Inline lists: a) bananas b) apples c) oranges

tin-pot · November 26, 2016, 1:48pm

Regarding the “inline list” topic: You’re right that HTML only has “block-level” lists which can’t occur inside a <p> element (ie as “inline-level” content). But other document types have such lists, for example <simplelist> in DocBook.

However I dislike the urge to pile on special-purpose “extensions” to the Markdown syntax for things like this. How about a “generic syntax” that represents your (slightly expanded) example like this:

<subject/Coco/ likes fruit. Her favorites are: <il/bananas,<>apples,<>oranges and<>lemons./ Lorem ipsum dolor etc. etc

This is IMO even somewhat nicer and terser (and as always the list labels should be generated by the processing application)—but most importantly, it is already valid (SGML) markup.

The only change required here in Markdown would thus be to recognize and “pass through” empty start tags <> (and similarly, emtpy end tags </>), and so-called NET-enabling start tags <gi att=value ... /. (A “NET” or “null end tag” is - usually - a solidus / that acts as an end tag.) This is trivial to implement, and the resulting output

<p><subject/Coco/ likes fruit. Her favorites are: <il/bananas,<>apples,<>oranges and<>lemons./ Lorem ipsum dolor etc. etc</p>

is already valid SGML with respect to a DTD like this one:

<!DOCTYPE test [
<!ENTITY % m.ph    "#PCDATA|subject|il">
<!ELEMENT  test    O O (p+)>
<!ELEMENT  p       - O (%m.ph)*>
<!ELEMENT  subject - - RCDATA>
<!ELEMENT  il      - - (li+)>
<!ELEMENT  li      O O (%m.ph)*>
]>
<p><subject/Coco/ likes fruit. Her favorites are: <il/bananas,<>apples,<>oranges and<>lemons./ Lorem ipsum dolor etc. etc</p>

Note that this makes rather heavy use of tag omissions (the <li> element is not even mentioned in the Markdown text!).

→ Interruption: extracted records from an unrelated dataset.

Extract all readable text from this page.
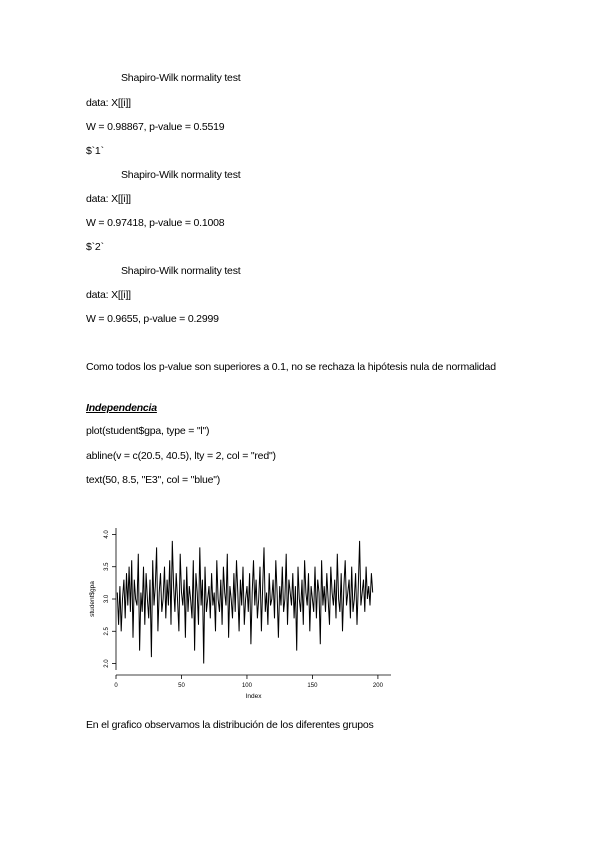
Shapiro-Wilk normality test
data: X[[i]]
W = 0.98867, p-value = 0.5519
$`1`
Shapiro-Wilk normality test
data: X[[i]]
W = 0.97418, p-value = 0.1008
$`2`
Shapiro-Wilk normality test
data: X[[i]]
W = 0.9655, p-value = 0.2999
Como todos los p-value son superiores a 0.1, no se rechaza la hipótesis nula de normalidad
Independencia
plot(student$gpa, type = "l")
abline(v = c(20.5, 40.5), lty = 2, col = "red")
text(50, 8.5, "E3", col = "blue")
2.0
2.5
3.0
3.5
4.0
0	50	100	150	200
Index
student$gpa
En el grafico observamos la distribución de los diferentes grupos
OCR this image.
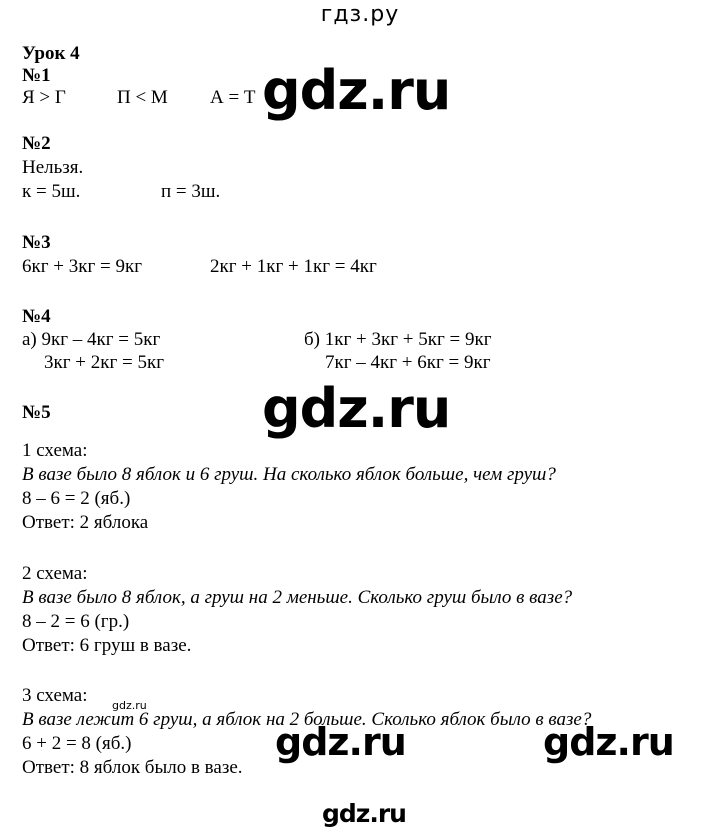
гдз.ру
Урок 4
№1
Я > Г	П < М А = Т
№2
Нельзя.
к = 5ш.	п = 3ш.
№3
6кг + 3кг = 9кг	2кг + 1кг + 1кг = 4кг
№4
а) 9кг – 4кг = 5кг
3кг + 2кг = 5кг
б) 1кг + 3кг + 5кг = 9кг
7кг – 4кг + 6кг = 9кг
№5
1 схема:
В вазе было 8 яблок и 6 груш. На сколько яблок больше, чем груш?
8 – 6 = 2 (яб.)
Ответ: 2 яблока
2 схема:
В вазе было 8 яблок, а груш на 2 меньше. Сколько груш было в вазе?
8 – 2 = 6 (гр.)
Ответ: 6 груш в вазе.
3 схема:
В вазе лежит 6 груш, а яблок на 2 больше. Сколько яблок было в вазе?
6 + 2 = 8 (яб.)
Ответ: 8 яблок было в вазе.
gdz.ru
gdz.ru
gdz.ru	gdz.ru
gdz.ru
gdz.ru
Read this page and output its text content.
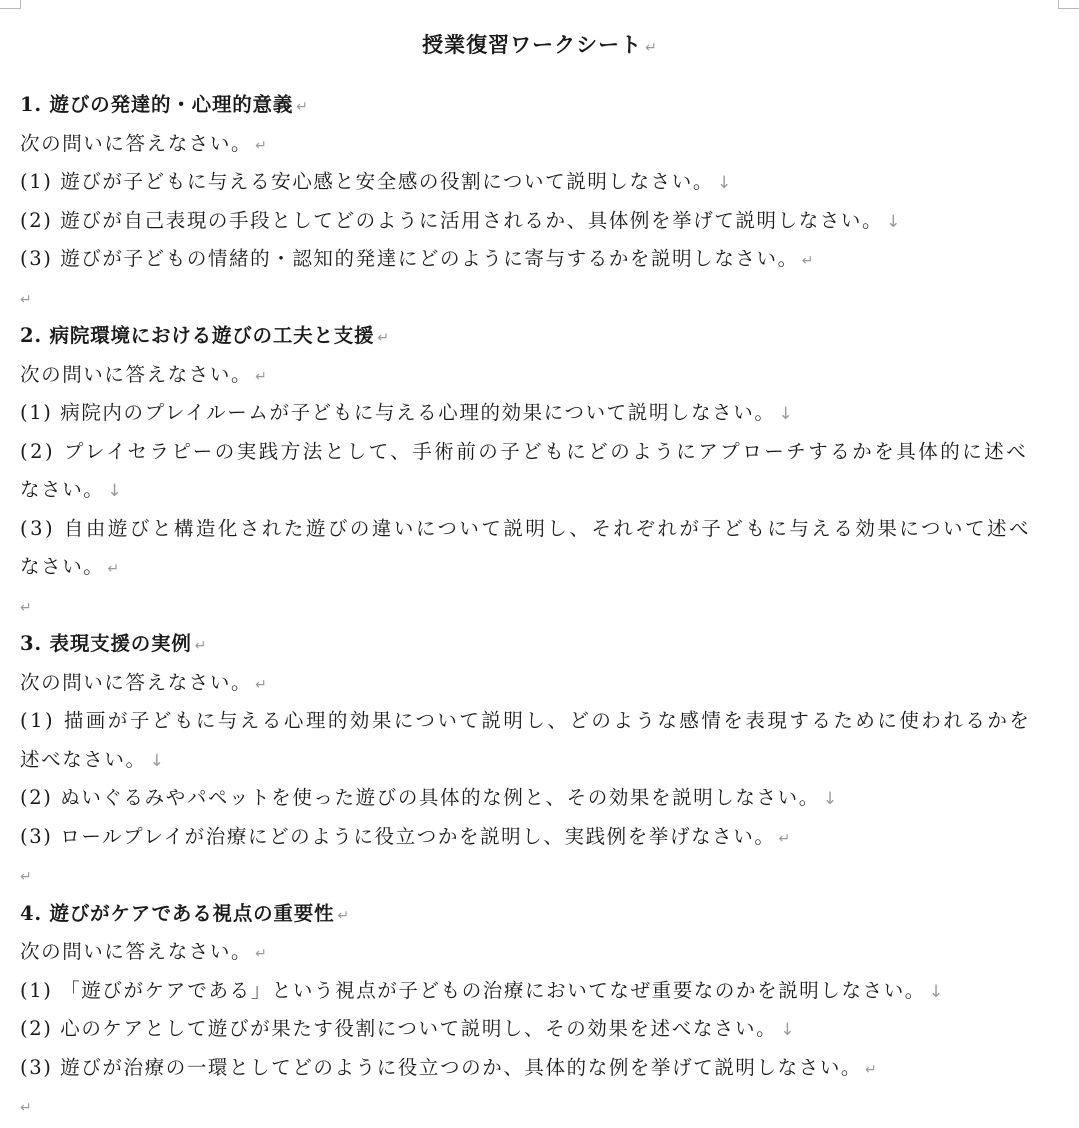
授業復習ワークシート ↵
1. 遊びの発達的・心理的意義 ↵
次の問いに答えなさい。 ↵
(1) 遊びが子どもに与える安心感と安全感の役割について説明しなさい。 ↓
(2) 遊びが自己表現の手段としてどのように活用されるか、具体例を挙げて説明しなさい。 ↓
(3) 遊びが子どもの情緒的・認知的発達にどのように寄与するかを説明しなさい。 ↵
↵
2. 病院環境における遊びの工夫と支援 ↵
次の問いに答えなさい。 ↵
(1) 病院内のプレイルームが子どもに与える心理的効果について説明しなさい。 ↓
(2) プレイセラピーの実践方法として、手術前の子どもにどのようにアプローチするかを具体的に述べ
なさい。 ↓
(3) 自由遊びと構造化された遊びの違いについて説明し、それぞれが子どもに与える効果について述べ
なさい。 ↵
↵
3. 表現支援の実例 ↵
次の問いに答えなさい。 ↵
(1) 描画が子どもに与える心理的効果について説明し、どのような感情を表現するために使われるかを
述べなさい。 ↓
(2) ぬいぐるみやパペットを使った遊びの具体的な例と、その効果を説明しなさい。 ↓
(3) ロールプレイが治療にどのように役立つかを説明し、実践例を挙げなさい。 ↵
↵
4. 遊びがケアである視点の重要性 ↵
次の問いに答えなさい。 ↵
(1) 「遊びがケアである」という視点が子どもの治療においてなぜ重要なのかを説明しなさい。 ↓
(2) 心のケアとして遊びが果たす役割について説明し、その効果を述べなさい。 ↓
(3) 遊びが治療の一環としてどのように役立つのか、具体的な例を挙げて説明しなさい。 ↵
↵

If you (or your tools) prefer less “minimized” markup, you can for example pass this document through sgmlnorm to “restore” the omitted tags and produce:

<TEST>
<P><SUBJECT>Coco</SUBJECT> likes fruit. Her favorites are: <IL>
<LI>bananas,</LI>
<LI>apples,</LI>
<LI>oranges and</LI>
<LI>lemons.</LI>
</IL> Lorem ipsum dolor etc. etc</P>
</TEST>

This same approach would allow a Markdown author for example to use HTML phrase elements like <DFN>—for which there is no Markdown syntax—with “null end tags” (NETs) in this manner:

A <dfn/empty start tag/ is a start tag of the form `<>`, ...

as a shorthand alternative to the “regular” and already existing form

A <dfn>empty start tag</dfn> is a start tag of the form `<>`, ...

A quick rant

Given (1.) Markdown’s (or Gruber’s) stance that (emphasis mine)

Markdown is not a replacement for HTML, or even close to it. Its syntax is very small, corresponding only to a very small subset of HTML tags. The idea is not to create a syntax that makes it easier to insert HTML tags. In my opinion, HTML tags are already easy to insert.

and (2.) the assertion in the Commonmark spec that (emphasis mine)

Tag and attribute names are not limited to current HTML tags, so custom tags (and even, say, DocBook tags) may be used.

and (3.) the fact that SGML (and HTML to some extent) already has various ways to “minimize” markup as a convenience for human authors, as argued for by Goldfarb (in annex A.3 of ISO 8879:1986) regarding tag omission (emphasis mine):

The price of this simplicity, though, is that an end-tag must be present for every element.

This price would be totally unacceptable had the user to enter all the tags himself. He knows that the start of a paragraph, for example, terminates the previous one, so he would be reluctant to go to the trouble and expense of entering an explicit end-tag for every single paragraph just to share his knowledge with the system. He would have equally strong feelings about other element types he might define for himself, if they occurred with any great frequency.

With SGML, however, it is possible to omit much markup by advising the system about the structure and attributes of any type of element the user defines.

I therefore would much prefer if a Markdown processor rsp the CommonMark spec would “know enough” about already existing markup minimization techniques in order to “get out of the way” of authors who want to use them, instead of bolting on additional ad-hoc syntax for all kinds of situations.

Just because XML (for good reasons—which are irrelevant here) went into the opposite direction of the Goldfarb quote above and did away with all the SGML conveniences for human authors—aka markup minimization rules—in the interest of simplicity for implementations, and famously stated “terseness in XML markup is of minimal importance” as a design goal, should IMO not mean that CommonMark needs to re-invent them all over. At least not in cases where they already provide clear, simple, short and standard ways to mark-up text.